Tunggu dulu! Aku segera menarik selimut yang menutupi tubuhku, lalu bangun dari tidur.

"Apa yang terjadi?" Aku tidak sendiri, ini bukan mimpi. Ada manusia lain yang berbagi selimut denganku semalaman.

"Apa yang telah kulakukan!" Aku memegangi kepala kesakitan. Tubuhku nyeri dan pegal. Tak ada sehelai kainpun, kecuali selimut abu-abu tua yang masih kujadikan penutup tubuh polosku. Aku telah menyerahkan diri?
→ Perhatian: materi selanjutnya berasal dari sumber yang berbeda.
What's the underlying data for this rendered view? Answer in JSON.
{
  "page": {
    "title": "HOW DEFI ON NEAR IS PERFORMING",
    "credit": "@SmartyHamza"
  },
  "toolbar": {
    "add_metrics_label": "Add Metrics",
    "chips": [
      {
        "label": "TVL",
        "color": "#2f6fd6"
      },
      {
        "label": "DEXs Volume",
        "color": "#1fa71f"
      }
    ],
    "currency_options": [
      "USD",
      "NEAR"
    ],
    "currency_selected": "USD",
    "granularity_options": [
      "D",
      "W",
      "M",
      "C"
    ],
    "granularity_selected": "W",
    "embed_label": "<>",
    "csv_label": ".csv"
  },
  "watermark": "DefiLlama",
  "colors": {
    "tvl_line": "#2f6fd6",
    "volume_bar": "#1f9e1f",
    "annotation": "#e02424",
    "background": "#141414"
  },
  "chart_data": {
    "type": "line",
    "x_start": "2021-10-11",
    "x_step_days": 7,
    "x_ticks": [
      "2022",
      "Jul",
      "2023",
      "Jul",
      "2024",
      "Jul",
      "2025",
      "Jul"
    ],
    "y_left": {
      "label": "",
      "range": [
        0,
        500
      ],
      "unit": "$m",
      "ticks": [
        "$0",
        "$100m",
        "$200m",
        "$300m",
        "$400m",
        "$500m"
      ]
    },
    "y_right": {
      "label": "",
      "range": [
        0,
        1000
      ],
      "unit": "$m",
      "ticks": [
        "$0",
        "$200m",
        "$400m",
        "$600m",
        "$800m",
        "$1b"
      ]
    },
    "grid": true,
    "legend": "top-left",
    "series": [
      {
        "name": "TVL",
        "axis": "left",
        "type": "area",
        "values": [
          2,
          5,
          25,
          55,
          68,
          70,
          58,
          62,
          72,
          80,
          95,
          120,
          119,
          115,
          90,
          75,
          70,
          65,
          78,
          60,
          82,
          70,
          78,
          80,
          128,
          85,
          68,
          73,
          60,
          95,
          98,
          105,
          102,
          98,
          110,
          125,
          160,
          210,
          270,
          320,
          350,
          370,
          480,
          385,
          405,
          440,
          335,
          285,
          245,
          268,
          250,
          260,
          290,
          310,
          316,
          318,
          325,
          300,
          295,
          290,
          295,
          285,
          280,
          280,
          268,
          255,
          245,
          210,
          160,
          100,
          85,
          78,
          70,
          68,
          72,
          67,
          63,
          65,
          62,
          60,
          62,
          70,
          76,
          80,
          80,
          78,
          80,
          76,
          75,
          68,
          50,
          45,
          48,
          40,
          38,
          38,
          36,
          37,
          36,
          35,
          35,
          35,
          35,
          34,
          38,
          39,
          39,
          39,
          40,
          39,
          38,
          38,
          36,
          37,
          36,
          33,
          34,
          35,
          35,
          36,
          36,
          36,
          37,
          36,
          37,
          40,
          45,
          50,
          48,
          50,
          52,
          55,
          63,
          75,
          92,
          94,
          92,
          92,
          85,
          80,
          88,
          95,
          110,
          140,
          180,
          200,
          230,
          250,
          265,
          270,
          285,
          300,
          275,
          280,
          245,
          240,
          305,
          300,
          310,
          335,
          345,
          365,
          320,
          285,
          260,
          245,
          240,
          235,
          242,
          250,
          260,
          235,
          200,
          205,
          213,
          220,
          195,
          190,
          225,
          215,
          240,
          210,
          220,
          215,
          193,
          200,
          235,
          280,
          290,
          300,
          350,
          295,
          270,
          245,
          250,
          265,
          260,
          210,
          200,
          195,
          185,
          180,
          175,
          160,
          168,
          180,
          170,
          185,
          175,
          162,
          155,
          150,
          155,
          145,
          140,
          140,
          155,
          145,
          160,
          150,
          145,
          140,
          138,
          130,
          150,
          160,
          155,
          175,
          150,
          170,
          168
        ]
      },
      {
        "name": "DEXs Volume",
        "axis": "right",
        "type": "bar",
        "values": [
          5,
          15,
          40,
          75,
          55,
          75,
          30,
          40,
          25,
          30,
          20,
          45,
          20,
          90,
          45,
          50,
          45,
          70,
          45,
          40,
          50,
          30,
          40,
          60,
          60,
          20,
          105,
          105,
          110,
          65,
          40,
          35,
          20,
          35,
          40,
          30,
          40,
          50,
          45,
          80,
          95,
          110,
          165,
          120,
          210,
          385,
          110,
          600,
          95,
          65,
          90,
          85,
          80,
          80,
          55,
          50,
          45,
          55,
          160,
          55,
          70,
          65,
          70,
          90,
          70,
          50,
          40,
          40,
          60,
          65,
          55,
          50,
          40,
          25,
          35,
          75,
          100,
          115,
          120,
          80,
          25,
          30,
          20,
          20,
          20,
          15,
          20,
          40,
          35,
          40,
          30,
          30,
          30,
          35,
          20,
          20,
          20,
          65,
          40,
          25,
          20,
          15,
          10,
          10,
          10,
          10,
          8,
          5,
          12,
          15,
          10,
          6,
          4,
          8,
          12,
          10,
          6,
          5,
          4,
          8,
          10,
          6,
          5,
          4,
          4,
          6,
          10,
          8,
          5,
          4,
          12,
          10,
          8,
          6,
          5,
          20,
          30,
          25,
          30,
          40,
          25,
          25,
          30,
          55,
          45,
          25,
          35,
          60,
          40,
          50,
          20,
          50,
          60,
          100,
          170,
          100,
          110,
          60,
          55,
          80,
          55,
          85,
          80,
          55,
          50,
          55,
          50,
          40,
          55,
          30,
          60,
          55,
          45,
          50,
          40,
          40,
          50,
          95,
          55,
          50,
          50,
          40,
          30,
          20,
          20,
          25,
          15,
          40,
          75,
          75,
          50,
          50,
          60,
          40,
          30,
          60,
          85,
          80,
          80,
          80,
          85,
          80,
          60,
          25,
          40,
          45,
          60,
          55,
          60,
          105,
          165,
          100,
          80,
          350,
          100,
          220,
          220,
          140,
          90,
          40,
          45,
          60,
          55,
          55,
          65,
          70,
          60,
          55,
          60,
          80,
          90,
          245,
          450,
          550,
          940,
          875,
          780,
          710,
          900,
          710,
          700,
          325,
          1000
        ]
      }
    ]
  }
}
Aku tersentak, ketika lelaki itu memeluk pinggangku, merapatkan diri kearahku. Tubuhku seketika menegang, tercekat ketakutan. Kejadian semalam perlahan mulai muncul seperti potongan video rusak.

"Tidak mungkin, aku pasti sudah gila!" Aku berteriak dalam bisikan, segalanya telah terjadi, aku mulai menyadari apa yang telah kulakukan tadi malam. Hanna, kau tidur dengan orang asing!

"Kamu sudah bangun." Suara serak pemilik lengan yang masih bertengger di pinggangnku membuat tubuhku mematung. "Tidurlah kembali, ini masih pagi." Lelaki itu dengan entengnya malah menjadikan pahaku sebagai bantalan.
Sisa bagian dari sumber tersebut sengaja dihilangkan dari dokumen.